When we released the Metrics panel on the Scalingo dashboard more than a year ago, we wanted to give as much information as possible to the developers regarding their applications’ performances. To assist you in this matter, we just added to this panel the duration of the application’s requests. This article explains how we gathered that many metrics using a single InfluxDB instance with just a few gigabytes of RAM.
When maintaining an application, a developer is interested in a few metrics to detect bottleneck, or performance issue. The Scalingo dashboard was enhanced more than a year ago with a metrics view to help developers understand their application’s behavior in production. But one missing metric was the requests time, that could be interesting in the application maintenance process.
Here is what it looks like on your dashboard:
The median of the requests time along with the 95th and 99th percentile (
p99) are displayed
to better understand the distribution, the outliers of your requests times. From
Wikipedia, a percentile is:
the value below which a given percentage of observations in a group of observations fall.
More specifically, we understand from the above example that 95% of the requests times are 175 ms or below and 99% of the requests times are 504 ms or below. What we call the median is actually the 50th percentile. Hence, in this example, 50% of our application requests times are 53 ms or below.
How does it work?
Gathering metrics for thousands of requests per minute, for thousands of applications requires to carefully think the architecture. Scalingo currently handles around 20 000 requests per minute and it is steadily growing. Storing the duration of all these requests would require a hell lot of RAM! Here is how we circumvent this, using our metrics stack.
This picture represents the architecture of our metrics stack. OpenResty is the reverse proxy, entry point to all the hosted applications. Hence it is the perfect place to compute every requests duration.

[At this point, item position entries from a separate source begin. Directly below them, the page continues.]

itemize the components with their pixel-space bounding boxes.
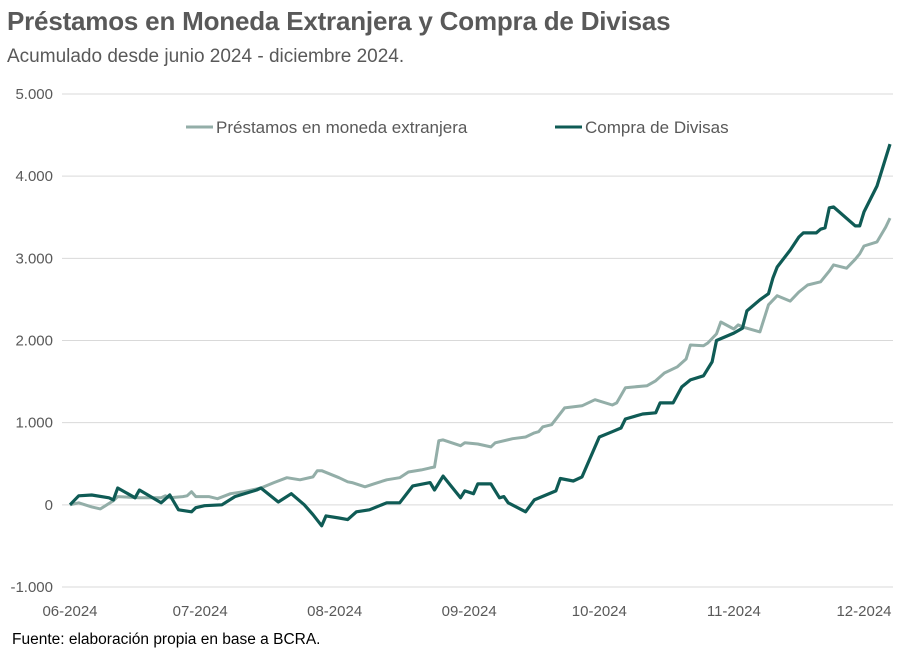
- y-tick-label: 4.000: [15, 168, 53, 185]
- y-axis-ticks: -1.000 0 1.000 2.000 3.000 4.000 5.000: [10, 86, 53, 596]
- series-line-prestamos: [69, 217, 892, 511]
- legend-label: Préstamos en moneda extranjera: [216, 118, 468, 137]
- y-tick-label: 0: [45, 497, 53, 514]
- x-tick-label: 07-2024: [173, 603, 228, 620]
- legend-label: Compra de Divisas: [585, 118, 729, 137]
- x-axis-ticks: 06-2024 07-2024 08-2024 09-2024 10-2024 11-20…: [42, 603, 891, 620]
- y-tick-label: -1.000: [10, 579, 53, 596]
- y-tick-label: 3.000: [15, 250, 53, 267]
- chart-subtitle: Acumulado desde junio 2024 - diciembre 2…: [7, 46, 405, 67]
- x-tick-label: 10-2024: [572, 603, 627, 620]
- x-tick-label: 08-2024: [307, 603, 362, 620]
- x-tick-label: 06-2024: [42, 603, 97, 620]
- series-line-compra-divisas: [68, 143, 892, 528]
- y-tick-label: 5.000: [15, 86, 53, 103]
- x-tick-label: 11-2024: [707, 603, 761, 620]
- source-note: Fuente: elaboración propia en base a BCR…: [12, 631, 321, 648]
- series-lines: [68, 143, 892, 528]
- chart-title: Préstamos en Moneda Extranjera y Compra …: [7, 6, 671, 36]
- legend: Préstamos en moneda extranjera Compra de …: [186, 118, 729, 137]
- gridlines: [62, 93, 893, 588]
- x-tick-label: 09-2024: [442, 603, 497, 620]
- y-tick-label: 2.000: [15, 333, 53, 350]
- y-tick-label: 1.000: [15, 415, 53, 432]
- x-tick-label: 12-2024: [836, 603, 891, 620]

Whenever a request hits OpenResty, we create a new Lua light thread to handle the recording of the metrics.
These durations are stored in the RAM of OpenResty in a hash table associating an application ID with a list of requests time. This hash is flushed every 20 seconds in a Redis database.
Then, every minute, the router metrics service reads data in the Redis and computes the median, 95th percentile and 99th percentile to send them to the metrics storage service.

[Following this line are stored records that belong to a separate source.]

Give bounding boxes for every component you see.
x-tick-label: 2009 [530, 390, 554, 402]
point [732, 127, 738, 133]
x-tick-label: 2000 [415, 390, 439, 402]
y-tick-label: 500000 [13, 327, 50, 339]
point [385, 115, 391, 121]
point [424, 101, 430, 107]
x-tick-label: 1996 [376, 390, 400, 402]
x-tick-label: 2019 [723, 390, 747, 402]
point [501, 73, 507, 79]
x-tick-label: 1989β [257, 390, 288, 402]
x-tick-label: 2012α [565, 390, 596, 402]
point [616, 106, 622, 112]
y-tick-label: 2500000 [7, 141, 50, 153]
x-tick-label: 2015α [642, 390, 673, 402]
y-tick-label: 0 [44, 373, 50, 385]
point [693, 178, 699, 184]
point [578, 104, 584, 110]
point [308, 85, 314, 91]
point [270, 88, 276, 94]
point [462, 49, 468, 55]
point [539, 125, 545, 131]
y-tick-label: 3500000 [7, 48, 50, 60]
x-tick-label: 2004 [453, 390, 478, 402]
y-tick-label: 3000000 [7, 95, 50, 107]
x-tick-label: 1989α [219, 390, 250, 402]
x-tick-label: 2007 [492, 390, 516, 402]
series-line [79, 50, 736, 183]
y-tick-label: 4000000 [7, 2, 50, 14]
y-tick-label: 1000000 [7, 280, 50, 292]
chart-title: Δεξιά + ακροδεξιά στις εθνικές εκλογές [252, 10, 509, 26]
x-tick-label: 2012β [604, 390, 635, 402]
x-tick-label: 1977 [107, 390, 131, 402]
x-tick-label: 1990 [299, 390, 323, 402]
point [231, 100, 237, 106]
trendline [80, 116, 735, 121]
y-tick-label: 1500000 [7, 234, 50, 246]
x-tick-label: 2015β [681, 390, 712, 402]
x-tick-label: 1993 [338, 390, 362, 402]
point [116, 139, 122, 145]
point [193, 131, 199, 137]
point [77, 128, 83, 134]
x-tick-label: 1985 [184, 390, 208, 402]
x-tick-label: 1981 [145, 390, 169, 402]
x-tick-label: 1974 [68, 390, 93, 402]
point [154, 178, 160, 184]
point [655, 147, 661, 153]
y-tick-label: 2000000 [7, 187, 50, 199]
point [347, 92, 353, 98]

The metrics storage service is in charge of storing data in a time series database. This service was created so that we don’t rely on a single provider of time series database. InfluxDB is currently in use but any other type of time series database could be easily implemented.
This trick lets us store 3 data points per application per minute in InfluxDB, whatever the intensity of the traffic. Such load should easily be handled by InfluxDB.
Impact on the infrastructure
Even though we took great care to devise this metrics stack, we want to ensure gathering the requests time will not impact the infrastructure: neither OpenResty with the piece of code which sends the requests time to Redis, nor the other services, including the InfluxDB database.
To measure the impact on the performance, we monitored the RAM and CPU consumption of OpenResty, the router metrics and the metrics storage services. A three steps scenario was employed to validate our approach. Every step must be validated before triggering the next step.
- Deploy the same application twice. The requests time for one application are collected, and not for the other one. Both applications are queried with 150 requests per second for 5 minutes. No impact on any services or databases is noticeable.
- The requests time for all our services hosted on Scalingo are collected. Below is displayed the graph for our API: The metrics collection started at 10:08 (represented by the red line). Here is a graph of the CPU and RAM consumption of one of our OpenResty instances, during the same period: The graphs for all the running OpenResty look the same. These servers don’t seem to suffer from this metrics collection! And this is the same for any services and databases implied. You can find more graphs here.
- Requests time for all applications on Scalingo are collected starting from February the 22nd at 14:32 (represented by the red line). Find below the graphs of the impact on two of the metrics stack services: Once again, it seems our infrastructure handles this extra-load easily. You can find more graphs here.
With this new metric collected by the platform, we are developing two new features that might be really useful to monitor your application. A way to trigger an alert whenever one of your application metrics goes above a certain threshold. An autoscaling service, able to scale up or down an application based on its needs, is also sprouting in Scalingo’s backyard.